The group of five students took approximately four months to prepare to record a perfect GoPro shot of Arizona. The fun project begins when they created and launched the balloon equipped with a GoPro. To easily determine the balloon's position, they attached a smartphone GPS, which, at that time, was only limited to 60,000 feet range. They calculated and estimated the gadget's possible landing place and utilize the phone to retrieve.
"We used a GPS on a smartphone to continuously log the phone's location on its memory card. The standard GPS receiver these days can track your phone well above 100,000 ft... The phone was projected to land in an area with cell coverage.

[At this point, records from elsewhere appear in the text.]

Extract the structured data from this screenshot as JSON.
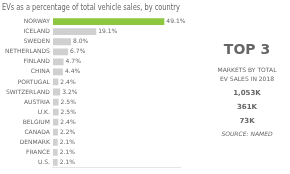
{
  "chart_data": {
    "type": "bar",
    "orientation": "horizontal",
    "title": "EVs as a percentage of total vehicle sales, by country",
    "categories": [
      "NORWAY",
      "ICELAND",
      "SWEDEN",
      "NETHERLANDS",
      "FINLAND",
      "CHINA",
      "PORTUGAL",
      "SWITZERLAND",
      "AUSTRIA",
      "U.K.",
      "BELGIUM",
      "CANADA",
      "DENMARK",
      "FRANCE",
      "U.S."
    ],
    "values": [
      49.1,
      19.1,
      8.0,
      6.7,
      4.7,
      4.4,
      2.4,
      3.2,
      2.5,
      2.5,
      2.4,
      2.2,
      2.1,
      2.1,
      2.1
    ],
    "value_labels": [
      "49.1%",
      "19.1%",
      "8.0%",
      "6.7%",
      "4.7%",
      "4.4%",
      "2.4%",
      "3.2%",
      "2.5%",
      "2.5%",
      "2.4%",
      "2.2%",
      "2.1%",
      "2.1%",
      "2.1%"
    ],
    "data_labels": true,
    "colors": [
      "#8dc63f",
      "#d0d0d0",
      "#d0d0d0",
      "#d0d0d0",
      "#d0d0d0",
      "#d0d0d0",
      "#d0d0d0",
      "#d0d0d0",
      "#d0d0d0",
      "#d0d0d0",
      "#d0d0d0",
      "#d0d0d0",
      "#d0d0d0",
      "#d0d0d0",
      "#d0d0d0"
    ],
    "xlim": [
      0,
      56
    ],
    "grid": false,
    "tick_labels": "y",
    "annotations": [
      "TOP 3",
      "MARKETS BY TOTAL\nEV SALES IN 2018",
      "1,053K",
      "361K",
      "73K",
      "SOURCE: NAMED"
    ]
  }
}
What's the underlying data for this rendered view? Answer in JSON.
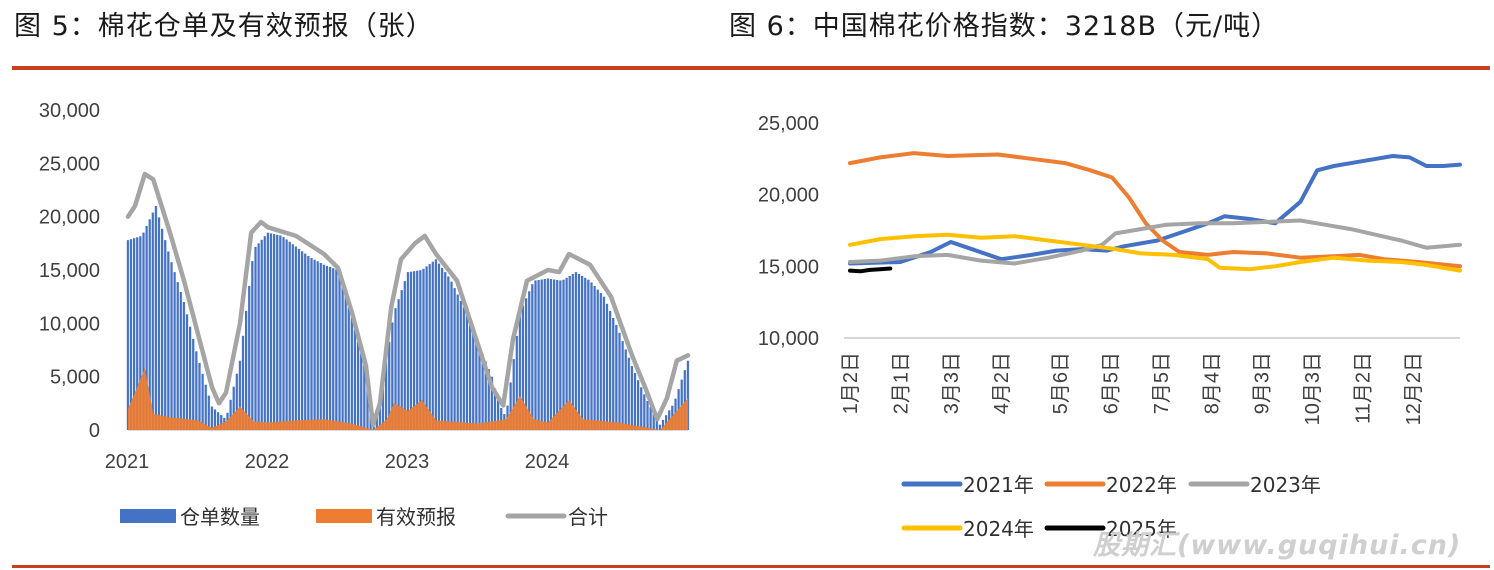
{
  "titles": {
    "left": "图 5：棉花仓单及有效预报（张）",
    "right": "图 6：中国棉花价格指数：3218B（元/吨）"
  },
  "watermark": "股期汇(www.guqihui.cn)",
  "chart_data": [
    {
      "type": "bar",
      "title": "图 5：棉花仓单及有效预报（张）",
      "ylim": [
        0,
        30000
      ],
      "yticks": [
        "30,000",
        "25,000",
        "20,000",
        "15,000",
        "10,000",
        "5,000",
        "0"
      ],
      "xticks": [
        "2021",
        "2022",
        "2023",
        "2024"
      ],
      "x_start": 2021.0,
      "x_end": 2025.0,
      "legend": {
        "position": "bottom"
      },
      "colors": {
        "仓单数量": "#4472c4",
        "有效预报": "#ed7d31",
        "合计": "#a5a5a5"
      },
      "series": [
        {
          "name": "仓单数量",
          "kind": "bar",
          "points": [
            [
              2021.0,
              17800
            ],
            [
              2021.1,
              18200
            ],
            [
              2021.2,
              21000
            ],
            [
              2021.3,
              16200
            ],
            [
              2021.4,
              12000
            ],
            [
              2021.5,
              6800
            ],
            [
              2021.6,
              2200
            ],
            [
              2021.7,
              1000
            ],
            [
              2021.8,
              6500
            ],
            [
              2021.9,
              17000
            ],
            [
              2022.0,
              18500
            ],
            [
              2022.1,
              18200
            ],
            [
              2022.2,
              17200
            ],
            [
              2022.3,
              16200
            ],
            [
              2022.4,
              15500
            ],
            [
              2022.5,
              15000
            ],
            [
              2022.6,
              10500
            ],
            [
              2022.7,
              5500
            ],
            [
              2022.75,
              0
            ],
            [
              2022.8,
              2800
            ],
            [
              2022.9,
              11000
            ],
            [
              2023.0,
              14800
            ],
            [
              2023.1,
              15000
            ],
            [
              2023.2,
              16000
            ],
            [
              2023.3,
              14200
            ],
            [
              2023.4,
              11500
            ],
            [
              2023.5,
              8200
            ],
            [
              2023.6,
              5000
            ],
            [
              2023.65,
              2500
            ],
            [
              2023.7,
              1200
            ],
            [
              2023.8,
              11000
            ],
            [
              2023.9,
              14000
            ],
            [
              2024.0,
              14200
            ],
            [
              2024.1,
              14000
            ],
            [
              2024.2,
              14800
            ],
            [
              2024.3,
              14000
            ],
            [
              2024.4,
              12500
            ],
            [
              2024.5,
              9500
            ],
            [
              2024.6,
              6000
            ],
            [
              2024.7,
              3000
            ],
            [
              2024.8,
              500
            ],
            [
              2024.9,
              2500
            ],
            [
              2025.0,
              6500
            ]
          ]
        },
        {
          "name": "有效预报",
          "kind": "area",
          "points": [
            [
              2021.0,
              2000
            ],
            [
              2021.05,
              3500
            ],
            [
              2021.12,
              5800
            ],
            [
              2021.18,
              1500
            ],
            [
              2021.3,
              1200
            ],
            [
              2021.5,
              900
            ],
            [
              2021.6,
              200
            ],
            [
              2021.7,
              800
            ],
            [
              2021.8,
              2200
            ],
            [
              2021.9,
              800
            ],
            [
              2022.0,
              700
            ],
            [
              2022.2,
              900
            ],
            [
              2022.4,
              1000
            ],
            [
              2022.6,
              600
            ],
            [
              2022.75,
              0
            ],
            [
              2022.85,
              1000
            ],
            [
              2022.9,
              2500
            ],
            [
              2023.0,
              1800
            ],
            [
              2023.1,
              2800
            ],
            [
              2023.2,
              900
            ],
            [
              2023.5,
              600
            ],
            [
              2023.7,
              1000
            ],
            [
              2023.8,
              3200
            ],
            [
              2023.9,
              1000
            ],
            [
              2024.0,
              700
            ],
            [
              2024.15,
              2800
            ],
            [
              2024.25,
              1000
            ],
            [
              2024.5,
              700
            ],
            [
              2024.8,
              0
            ],
            [
              2024.9,
              1500
            ],
            [
              2025.0,
              3000
            ]
          ]
        },
        {
          "name": "合计",
          "kind": "line",
          "points": [
            [
              2021.0,
              20000
            ],
            [
              2021.05,
              21000
            ],
            [
              2021.12,
              24000
            ],
            [
              2021.18,
              23500
            ],
            [
              2021.3,
              18500
            ],
            [
              2021.4,
              14000
            ],
            [
              2021.5,
              9000
            ],
            [
              2021.6,
              4000
            ],
            [
              2021.65,
              2500
            ],
            [
              2021.7,
              3500
            ],
            [
              2021.8,
              10000
            ],
            [
              2021.88,
              18500
            ],
            [
              2021.95,
              19500
            ],
            [
              2022.0,
              19000
            ],
            [
              2022.2,
              18200
            ],
            [
              2022.4,
              16500
            ],
            [
              2022.5,
              15200
            ],
            [
              2022.6,
              11000
            ],
            [
              2022.7,
              6000
            ],
            [
              2022.75,
              500
            ],
            [
              2022.8,
              2500
            ],
            [
              2022.88,
              11500
            ],
            [
              2022.95,
              16000
            ],
            [
              2023.05,
              17500
            ],
            [
              2023.12,
              18200
            ],
            [
              2023.2,
              16500
            ],
            [
              2023.35,
              14000
            ],
            [
              2023.5,
              8000
            ],
            [
              2023.6,
              4000
            ],
            [
              2023.68,
              2300
            ],
            [
              2023.75,
              8500
            ],
            [
              2023.85,
              14000
            ],
            [
              2024.0,
              15000
            ],
            [
              2024.08,
              14800
            ],
            [
              2024.15,
              16500
            ],
            [
              2024.3,
              15500
            ],
            [
              2024.45,
              12500
            ],
            [
              2024.6,
              7000
            ],
            [
              2024.7,
              3800
            ],
            [
              2024.78,
              1000
            ],
            [
              2024.85,
              3000
            ],
            [
              2024.92,
              6500
            ],
            [
              2025.0,
              7000
            ]
          ]
        }
      ]
    },
    {
      "type": "line",
      "title": "图 6：中国棉花价格指数：3218B（元/吨）",
      "ylim": [
        10000,
        25000
      ],
      "yticks": [
        "25,000",
        "20,000",
        "15,000",
        "10,000"
      ],
      "xticks": [
        "1月2日",
        "2月1日",
        "3月3日",
        "4月2日",
        "5月6日",
        "6月5日",
        "7月5日",
        "8月4日",
        "9月3日",
        "10月3日",
        "11月2日",
        "12月2日"
      ],
      "x_unit": "day of year",
      "x_range": [
        2,
        365
      ],
      "legend": {
        "position": "bottom"
      },
      "colors": {
        "2021年": "#4472c4",
        "2022年": "#ed7d31",
        "2023年": "#a5a5a5",
        "2024年": "#ffc000",
        "2025年": "#000000"
      },
      "series": [
        {
          "name": "2021年",
          "points": [
            [
              2,
              15200
            ],
            [
              32,
              15300
            ],
            [
              50,
              16000
            ],
            [
              62,
              16700
            ],
            [
              72,
              16300
            ],
            [
              92,
              15500
            ],
            [
              110,
              15800
            ],
            [
              125,
              16100
            ],
            [
              140,
              16200
            ],
            [
              155,
              16100
            ],
            [
              165,
              16400
            ],
            [
              185,
              16800
            ],
            [
              205,
              17600
            ],
            [
              215,
              18000
            ],
            [
              225,
              18500
            ],
            [
              240,
              18300
            ],
            [
              255,
              18000
            ],
            [
              270,
              19500
            ],
            [
              280,
              21700
            ],
            [
              290,
              22000
            ],
            [
              305,
              22300
            ],
            [
              325,
              22700
            ],
            [
              335,
              22600
            ],
            [
              345,
              22000
            ],
            [
              355,
              22000
            ],
            [
              365,
              22100
            ]
          ]
        },
        {
          "name": "2022年",
          "points": [
            [
              2,
              22200
            ],
            [
              20,
              22600
            ],
            [
              40,
              22900
            ],
            [
              60,
              22700
            ],
            [
              90,
              22800
            ],
            [
              110,
              22500
            ],
            [
              130,
              22200
            ],
            [
              145,
              21700
            ],
            [
              158,
              21200
            ],
            [
              168,
              19800
            ],
            [
              178,
              18000
            ],
            [
              188,
              16800
            ],
            [
              198,
              16000
            ],
            [
              215,
              15800
            ],
            [
              230,
              16000
            ],
            [
              250,
              15900
            ],
            [
              270,
              15600
            ],
            [
              290,
              15700
            ],
            [
              305,
              15800
            ],
            [
              320,
              15500
            ],
            [
              340,
              15300
            ],
            [
              365,
              15000
            ]
          ]
        },
        {
          "name": "2023年",
          "points": [
            [
              2,
              15300
            ],
            [
              20,
              15400
            ],
            [
              40,
              15700
            ],
            [
              60,
              15800
            ],
            [
              80,
              15400
            ],
            [
              100,
              15200
            ],
            [
              120,
              15600
            ],
            [
              140,
              16100
            ],
            [
              152,
              16500
            ],
            [
              160,
              17300
            ],
            [
              175,
              17600
            ],
            [
              190,
              17900
            ],
            [
              210,
              18000
            ],
            [
              230,
              18000
            ],
            [
              250,
              18100
            ],
            [
              270,
              18200
            ],
            [
              285,
              17900
            ],
            [
              300,
              17600
            ],
            [
              315,
              17200
            ],
            [
              330,
              16800
            ],
            [
              345,
              16300
            ],
            [
              365,
              16500
            ]
          ]
        },
        {
          "name": "2024年",
          "points": [
            [
              2,
              16500
            ],
            [
              20,
              16900
            ],
            [
              40,
              17100
            ],
            [
              60,
              17200
            ],
            [
              80,
              17000
            ],
            [
              100,
              17100
            ],
            [
              120,
              16800
            ],
            [
              140,
              16500
            ],
            [
              160,
              16200
            ],
            [
              175,
              15900
            ],
            [
              195,
              15800
            ],
            [
              215,
              15500
            ],
            [
              222,
              14900
            ],
            [
              240,
              14800
            ],
            [
              255,
              15000
            ],
            [
              270,
              15300
            ],
            [
              290,
              15600
            ],
            [
              310,
              15400
            ],
            [
              330,
              15300
            ],
            [
              345,
              15100
            ],
            [
              355,
              14900
            ],
            [
              365,
              14700
            ]
          ]
        },
        {
          "name": "2025年",
          "points": [
            [
              2,
              14700
            ],
            [
              8,
              14650
            ],
            [
              14,
              14750
            ],
            [
              20,
              14800
            ],
            [
              26,
              14850
            ]
          ]
        }
      ]
    }
  ]
}
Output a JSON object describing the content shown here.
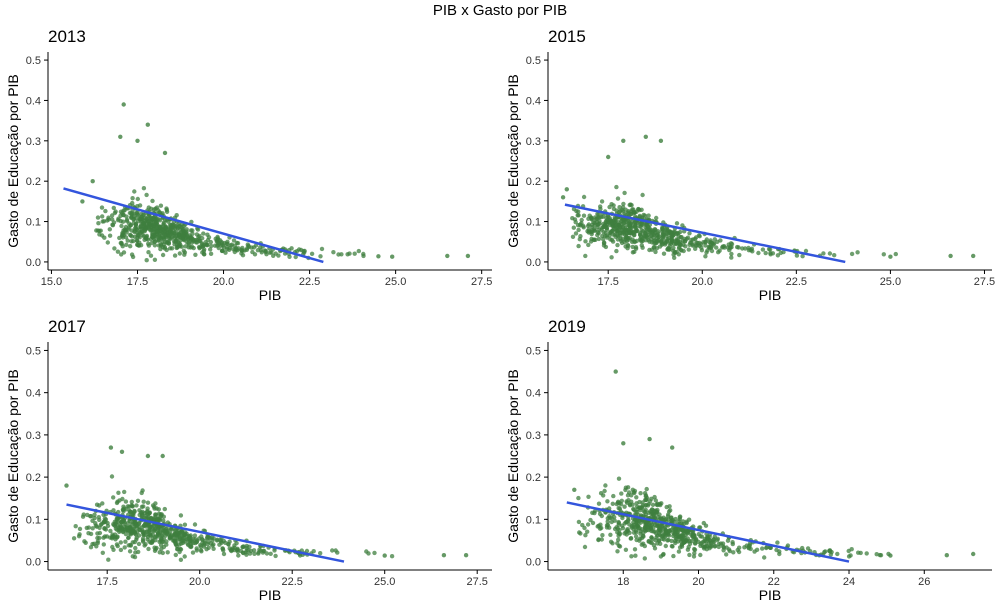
{
  "title": "PIB x Gasto por PIB",
  "colors": {
    "point": "#3f7f3f",
    "fit_line": "#3355dd",
    "axis": "#000000"
  },
  "chart_data": [
    {
      "type": "scatter",
      "title": "2013",
      "xlabel": "PIB",
      "ylabel": "Gasto de Educação por PIB",
      "xlim": [
        14.9,
        27.8
      ],
      "ylim": [
        -0.02,
        0.52
      ],
      "x_ticks": [
        15.0,
        17.5,
        20.0,
        22.5,
        25.0,
        27.5
      ],
      "x_tick_labels": [
        "15.0",
        "17.5",
        "20.0",
        "22.5",
        "25.0",
        "27.5"
      ],
      "y_ticks": [
        0.0,
        0.1,
        0.2,
        0.3,
        0.4,
        0.5
      ],
      "y_tick_labels": [
        "0.0",
        "0.1",
        "0.2",
        "0.3",
        "0.4",
        "0.5"
      ],
      "cloud": {
        "x_peak": 18.0,
        "x_min": 16.3,
        "x_max": 25.2,
        "y_center_at_peak": 0.09,
        "y_spread_at_peak": 0.05,
        "n": 650
      },
      "points": [
        [
          17.1,
          0.39
        ],
        [
          17.8,
          0.34
        ],
        [
          17.0,
          0.31
        ],
        [
          17.5,
          0.3
        ],
        [
          18.3,
          0.27
        ],
        [
          16.2,
          0.2
        ],
        [
          15.9,
          0.15
        ],
        [
          26.5,
          0.015
        ],
        [
          27.1,
          0.015
        ],
        [
          24.9,
          0.013
        ],
        [
          24.5,
          0.014
        ]
      ],
      "regression_line": {
        "x": [
          15.35,
          22.9
        ],
        "y": [
          0.182,
          0.0
        ]
      },
      "grid": false,
      "legend": "none"
    },
    {
      "type": "scatter",
      "title": "2015",
      "xlabel": "PIB",
      "ylabel": "Gasto de Educação por PIB",
      "xlim": [
        15.9,
        27.7
      ],
      "ylim": [
        -0.02,
        0.52
      ],
      "x_ticks": [
        17.5,
        20.0,
        22.5,
        25.0,
        27.5
      ],
      "x_tick_labels": [
        "17.5",
        "20.0",
        "22.5",
        "25.0",
        "27.5"
      ],
      "y_ticks": [
        0.0,
        0.1,
        0.2,
        0.3,
        0.4,
        0.5
      ],
      "y_tick_labels": [
        "0.0",
        "0.1",
        "0.2",
        "0.3",
        "0.4",
        "0.5"
      ],
      "cloud": {
        "x_peak": 18.2,
        "x_min": 16.5,
        "x_max": 25.2,
        "y_center_at_peak": 0.09,
        "y_spread_at_peak": 0.05,
        "n": 650
      },
      "points": [
        [
          18.5,
          0.31
        ],
        [
          17.9,
          0.3
        ],
        [
          18.9,
          0.3
        ],
        [
          17.5,
          0.26
        ],
        [
          16.4,
          0.18
        ],
        [
          16.3,
          0.16
        ],
        [
          26.6,
          0.015
        ],
        [
          27.2,
          0.015
        ],
        [
          25.0,
          0.013
        ]
      ],
      "regression_line": {
        "x": [
          16.35,
          23.8
        ],
        "y": [
          0.142,
          0.0
        ]
      },
      "grid": false,
      "legend": "none"
    },
    {
      "type": "scatter",
      "title": "2017",
      "xlabel": "PIB",
      "ylabel": "Gasto de Educação por PIB",
      "xlim": [
        15.9,
        27.9
      ],
      "ylim": [
        -0.02,
        0.52
      ],
      "x_ticks": [
        17.5,
        20.0,
        22.5,
        25.0,
        27.5
      ],
      "x_tick_labels": [
        "17.5",
        "20.0",
        "22.5",
        "25.0",
        "27.5"
      ],
      "y_ticks": [
        0.0,
        0.1,
        0.2,
        0.3,
        0.4,
        0.5
      ],
      "y_tick_labels": [
        "0.0",
        "0.1",
        "0.2",
        "0.3",
        "0.4",
        "0.5"
      ],
      "cloud": {
        "x_peak": 18.5,
        "x_min": 16.6,
        "x_max": 25.3,
        "y_center_at_peak": 0.09,
        "y_spread_at_peak": 0.05,
        "n": 650
      },
      "points": [
        [
          17.6,
          0.27
        ],
        [
          17.9,
          0.26
        ],
        [
          18.6,
          0.25
        ],
        [
          19.0,
          0.25
        ],
        [
          16.4,
          0.18
        ],
        [
          26.6,
          0.015
        ],
        [
          27.2,
          0.015
        ],
        [
          25.0,
          0.014
        ]
      ],
      "regression_line": {
        "x": [
          16.4,
          23.9
        ],
        "y": [
          0.135,
          0.0
        ]
      },
      "grid": false,
      "legend": "none"
    },
    {
      "type": "scatter",
      "title": "2019",
      "xlabel": "PIB",
      "ylabel": "Gasto de Educação por PIB",
      "xlim": [
        16.0,
        27.8
      ],
      "ylim": [
        -0.02,
        0.52
      ],
      "x_ticks": [
        18,
        20,
        22,
        24,
        26
      ],
      "x_tick_labels": [
        "18",
        "20",
        "22",
        "24",
        "26"
      ],
      "y_ticks": [
        0.0,
        0.1,
        0.2,
        0.3,
        0.4,
        0.5
      ],
      "y_tick_labels": [
        "0.0",
        "0.1",
        "0.2",
        "0.3",
        "0.4",
        "0.5"
      ],
      "cloud": {
        "x_peak": 18.7,
        "x_min": 16.8,
        "x_max": 25.3,
        "y_center_at_peak": 0.1,
        "y_spread_at_peak": 0.055,
        "n": 650
      },
      "points": [
        [
          17.8,
          0.45
        ],
        [
          18.0,
          0.28
        ],
        [
          18.7,
          0.29
        ],
        [
          19.3,
          0.27
        ],
        [
          16.7,
          0.17
        ],
        [
          26.6,
          0.015
        ],
        [
          27.3,
          0.018
        ],
        [
          25.1,
          0.014
        ]
      ],
      "regression_line": {
        "x": [
          16.5,
          24.0
        ],
        "y": [
          0.14,
          0.0
        ]
      },
      "grid": false,
      "legend": "none"
    }
  ]
}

The problem was that the coverage map we were relying on (looking at you, AT&T) was not accurate, so the phone never got signal as it came back to Earth, and we never heard from it," Chan said in a Reddit post.
Far from the expected landing, the device fell 50 miles away. But just as spectacular as the footages retrieved, the story ended happily when a woman, who happened to be working at AT&T, was hiking near the site came across the devices in the dirt more than two years after.
The woman took the devices in the store and identified the SIM card's owner. The phone, camera, and photos and videos were returned a few weeks later. The video's one hour and 38 minutes flight before sitting in the dust can be viewed on Youtube.